Киаран слегка коснулся ладонью моей руки:
— Я постараюсь заработать нашивку «Заслуживает доверие». — И он сплел свои пальцы с моими.
— Да, — сказала я, отдергивая руку, — уж постарайся, пожалуйста. А Дублин — город, в котором господствует менталитет провинциального городка, характеризующийся особой мстительностью.
— Так ты его невзлюбила?
— Мне много что в Дублине нравится, даже очень. Особенно сочетание того, что он разом и дружелюбный, располагающий, и жестокий. Я ему не доверяю. Но в этой противоречивости есть странное очарование. И это, пожалуй, как-то характеризует и меня.
По пути до Пирс-стрит Киаран рассказывал мне довольно абсурдную историю о священнике, с которым он познакомился благодаря своим родителям, человеке достаточно широких взглядов и с тонкой душой, читающем, мыслящем, но при этом беспробудно пьющем. Дорожный патруль задержал его за рулем, когда он был пьян в лоскуты. Когда полицейский спросил, пил ли он, священник ответил: «А как еще, по-вашему, я бы мог здесь выжить?» Патрульный не нашелся с ответом и отпустил его.

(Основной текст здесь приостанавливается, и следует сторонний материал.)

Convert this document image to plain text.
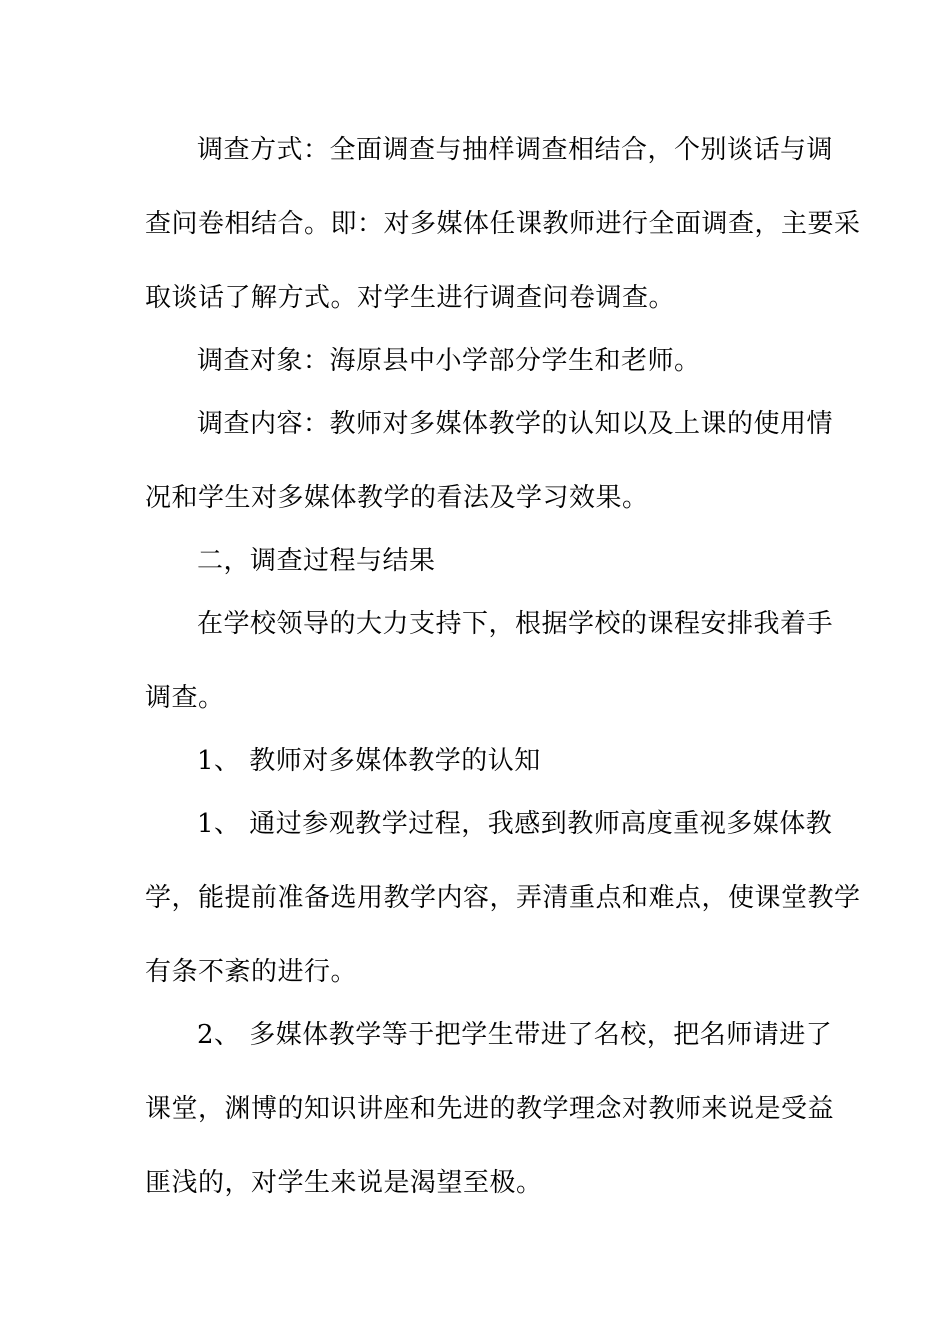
调查方式：全面调查与抽样调查相结合，个别谈话与调
查问卷相结合。即：对多媒体任课教师进行全面调查，主要采
取谈话了解方式。对学生进行调查问卷调查。
调查对象：海原县中小学部分学生和老师。
调查内容：教师对多媒体教学的认知以及上课的使用情
况和学生对多媒体教学的看法及学习效果。
二，调查过程与结果
在学校领导的大力支持下，根据学校的课程安排我着手
调查。
1、 教师对多媒体教学的认知
1、 通过参观教学过程，我感到教师高度重视多媒体教
学，能提前准备选用教学内容，弄清重点和难点，使课堂教学
有条不紊的进行。
2、 多媒体教学等于把学生带进了名校，把名师请进了
课堂，渊博的知识讲座和先进的教学理念对教师来说是受益
匪浅的，对学生来说是渴望至极。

Проводив меня до дверей, Киаран повел себя как истинный джентльмен. Слегка чмокнул и, пожелав мне спокойной ночи, предложил:
— Давай повторим через несколько дней.
— Было бы здорово, — согласилась я.
На следующий день я сходила на почту на Эндрюс-стрит и позвонила домой.
— Кто это? — сразу спросила мама, тяжело дыша, как будто запыхалась.
Когда оператор сообщил ей, что на линии я, она выдохнула с облегчением.
— Слава Богу! Скажи, что с моим мальчиком все хорошо. — Таковы были ее первые слова.
Это сбило меня с толку. Как мама узнала, что я была в Париже и виделась с Питером?
— Я не понимаю, о чем ты говоришь.
— Черта с два ты не понимаешь. Твой отец в воскресенье нашел Питера, даже перекинулся с ним двумя словами. Питер сказал ему, что ты только что прилетала к нему в гости.
— Как папа его выследил?
— А как ты думаешь?
— Его друзья из ЦРУ?
— Понятия не имею.
— Ты же знала, что папа работает в Конторе уже много лет.
— Перестань корчить из себя Полианну, Элис. Все мы живем в жестоком реальном мире, где все имеет свою цену.
Перед тем как позвонить, я долго обдумывала, как вести разговор. Я догадывалась, что мама не хуже меня осознает, какой опасности подвергался Питер. Но что именно рассказал ей папа? Во всем, что касалось мамы, он всегда старался сглаживать острые углы. И на то были свои причины.
Поэтому я ограничилась двумя словами:
— Да, я ездила в Париж и встречалась с Питером. У него все нормально.
— Какое там! Твой отец сказал, что, если бы он не вмешался, Питера прислали бы домой в цинковом гробу.
— Так и слава богу, что вмешался.
— Бог не имеет к этому никакого отношения. Это твой отец спас Питера. Почему он сбежал от меня тогда, в аэропорту? Ты хоть представляешь, как мне было больно? Мой ребенок, которого чуть не пристрелили эти помешанные леваки и который остался жив только благодаря отцу — и дяде Сэму, — заставил меня метаться по Ла-Гуардиа. А ведь я прикатила туда — в этакую даль, — чтобы забрать его домой. Не в тюрьму же я собиралась его посадить. Просто хотела провести несколько дней вместе.
— Ты права, он паршиво поступил.
— Ты серьезно?
— Конечно же серьезно. Я и Питеру сказала, что он нехорошо с тобой обошелся.
— Первый раз ты хоть в чем-то на моей стороне.
— Мне правда очень жаль, что он причинил тебе боль.
— Скажешь мне, где он остановился в Париже?
— Питеру сейчас необходимо побыть одному.
— Да ты что думаешь, я сейчас прыгну в самолет и полечу в Париж? Не собираюсь. Мне просто нужен адрес. Уж на такую-то малость я имею право рассчитывать.
— Тогда пусть он сам тебе его и даст. Почему папа не дал тебе адрес, раз уж он знает, где найти Питера?
— Твой отец тоже скрытный как не знаю что. Хочешь, скажу, почему он не даст мне адрес? Потому что я могу поспорить на что хочешь — у Питера есть на него компромат. И они заключили сделку: Питер ничего не скажет, если отец спрячет его от меня.
Такая «сделка», произойди она на самом деле, ничуть бы меня не удивила. Дело заключалось в сложных отношениях между ними.